It was winter time, and the Daffodil Baby lay wrapped in her warm brown
blankets under the ground. But she was not a contented Baby; she
wanted to be up above the ground to see what the great world was like.
"It is very dull down here," she said to her little friend, the
Earth-worm. "Do please go up and see if it is time for me to rise."
The Earth-worm wriggled his way to the top of the ground, but he soon
came back, shivering with cold. "Don't think of going up yet," he
said; "lie down and sleep again in your warm blankets. On the earth
there is nothing to be seen but snow and ice. You would be frozen if
you went up now."
So the Daffodil Baby lay down and went to sleep, and slept for many
days and nights. By and by, however, she woke and grew restless again.
"Please see if I may go up yet," she said. The kind Earth-worm went up
again, but came back as quickly as before. "Stay where you are," he
cried. "It has rained so much that all the garden is flooded. You
would be drowned if you went up now."
The Daffodil Baby had to lie down again. She tried to sleep, but she
only grew more restless day by day. At last she begged the little
Earth-worm to go up once more and see what the world was like. This
time he came back smiling. "You may safely go up now," he said. "The
snow and floods are all away, and the sunbeams are there. They are
looking for you."
The Daffodil Baby jumped for joy. She sprang out of her blankets and
began to push her way up as fast as she could, wrapping herself as she
went in a warm, thick cloak of green. When she reached the top she
felt the little sunbeams lay their warm hands on her, and she heard her
tall leaf-brothers say to one another: "Here comes Baby." But she did
not look out from her cloak, for she said to herself: "I must make my
frock and grow bigger before I shall be ready to play with the
sunbeams."
She worked away busily under her green cloak, and grew taller and
taller every day. The little Earth-worm often came out to look at her,
but all he could see was the green cloak. "Why don't you come out and
see the world?" he would shout from his lowly place on the ground. She
always answered: "Wait a little longer. I am making my frock."
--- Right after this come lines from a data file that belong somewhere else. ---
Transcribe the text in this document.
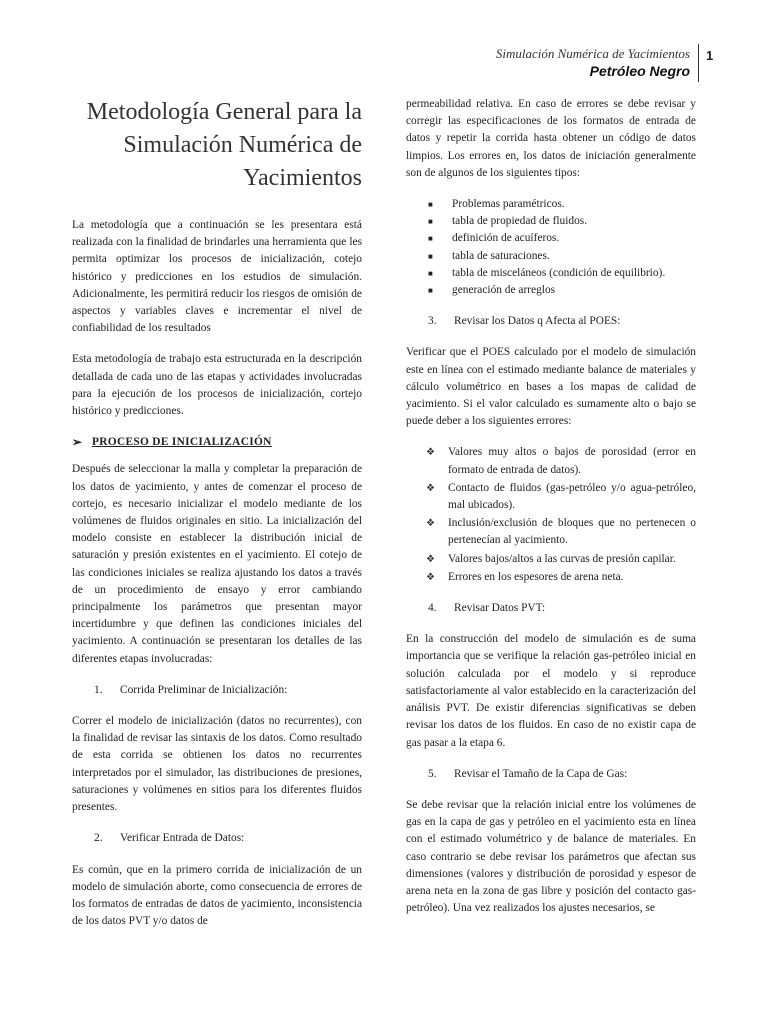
Simulación Numérica de Yacimientos
Petróleo Negro
1
Metodología General para la Simulación Numérica de Yacimientos

La metodología que a continuación se les presentara está realizada con la finalidad de brindarles una herramienta que les permita optimizar los procesos de inicialización, cotejo histórico y predicciones en los estudios de simulación. Adicionalmente, les permitirá reducir los riesgos de omisión de aspectos y variables claves e incrementar el nivel de confiabilidad de los resultados

Esta metodología de trabajo esta estructurada en la descripción detallada de cada uno de las etapas y actividades involucradas para la ejecución de los procesos de inicialización, cortejo histórico y predicciones.

➢ PROCESO DE INICIALIZACIÓN

Después de seleccionar la malla y completar la preparación de los datos de yacimiento, y antes de comenzar el proceso de cortejo, es necesario inicializar el modelo mediante de los volúmenes de fluidos originales en sitio. La inicialización del modelo consiste en establecer la distribución inicial de saturación y presión existentes en el yacimiento. El cotejo de las condiciones iniciales se realiza ajustando los datos a través de un procedimiento de ensayo y error cambiando principalmente los parámetros que presentan mayor incertidumbre y que definen las condiciones iniciales del yacimiento. A continuación se presentaran los detalles de las diferentes etapas involucradas:

1.	Corrida Preliminar de Inicialización:

Correr el modelo de inicialización (datos no recurrentes), con la finalidad de revisar las sintaxis de los datos. Como resultado de esta corrida se obtienen los datos no recurrentes interpretados por el simulador, las distribuciones de presiones, saturaciones y volúmenes en sitios para los diferentes fluidos presentes.

2.	Verificar Entrada de Datos:

Es común, que en la primero corrida de inicialización de un modelo de simulación aborte, como consecuencia de errores de los formatos de entradas de datos de yacimiento, inconsistencia de los datos PVT y/o datos de

permeabilidad relativa. En caso de errores se debe revisar y corregir las especificaciones de los formatos de entrada de datos y repetir la corrida hasta obtener un código de datos limpios. Los errores en, los datos de iniciación generalmente son de algunos de los siguientes tipos:

■	Problemas paramétricos.
■	tabla de propiedad de fluidos.
■	definición de acuíferos.
■	tabla de saturaciones.
■	tabla de misceláneos (condición de equilibrio).
■	generación de arreglos
3.	Revisar los Datos q Afecta al POES:

Verificar que el POES calculado por el modelo de simulación este en línea con el estimado mediante balance de materiales y cálculo volumétrico en bases a los mapas de calidad de yacimiento. Si el valor calculado es sumamente alto o bajo se puede deber a los siguientes errores:

❖	Valores muy altos o bajos de porosidad (error en formato de entrada de datos).
❖	Contacto de fluidos (gas-petróleo y/o agua-petróleo, mal ubicados).
❖	Inclusión/exclusión de bloques que no pertenecen o pertenecían al yacimiento.
❖	Valores bajos/altos a las curvas de presión capilar.
❖	Errores en los espesores de arena neta.
4.	Revisar Datos PVT:

En la construcción del modelo de simulación es de suma importancia que se verifique la relación gas-petróleo inicial en solución calculada por el modelo y si reproduce satisfactoriamente al valor establecido en la caracterización del análisis PVT. De existir diferencias significativas se deben revisar los datos de los fluidos. En caso de no existir capa de gas pasar a la etapa 6.

5.	Revisar el Tamaño de la Capa de Gas:

Se debe revisar que la relación inicial entre los volúmenes de gas en la capa de gas y petróleo en el yacimiento esta en línea con el estimado volumétrico y de balance de materiales. En caso contrario se debe revisar los parámetros que afectan sus dimensiones (valores y distribución de porosidad y espesor de arena neta en la zona de gas libre y posición del contacto gas-petróleo). Una vez realizados los ajustes necesarios, se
At last, one beautiful spring morning, the frock was finished. "I am
coming out now," cried the Daffodil Baby. The Earth-worm wriggled up
to the top, and the sunbeams flew down to help. They tugged at the
thick green cloak with their warm hands till it flew open. Out sprang
the Daffodil Baby--a Daffodil Baby no longer, but grown into the
loveliest little Daffodil Lady. Her frock was all yellow and frilled,
and she wore the daintiest little green shoes. She was very beautiful.
The Earth-worm heard everybody say that.
"What a glorious world!" cried the little yellow lady. "Now I am going
to be very happy." And so she was. She played with the sunbeams,
danced with the winds, and talked merrily to her green-leaf brothers.
The bees and the moths came to see her every day; one warm day the
first butterfly of the season came to visit her.
But with all her good times she did not grow proud. She was just as
friendly with the Earth-worm, now when she stood so far above him, as
she had been when under the ground. She often had long talks with him
in the early mornings before the bees were awake. "Why don't you climb
up here?" she asked him one day. "It is much nicer swaying in the
wind, and I could talk to you so much more easily."
"I should grow giddy up there," answered the Earth-worm. "It is not
the place for me at all. Besides, I shall be able to talk to you all
through the long winter, when you are in your blankets again."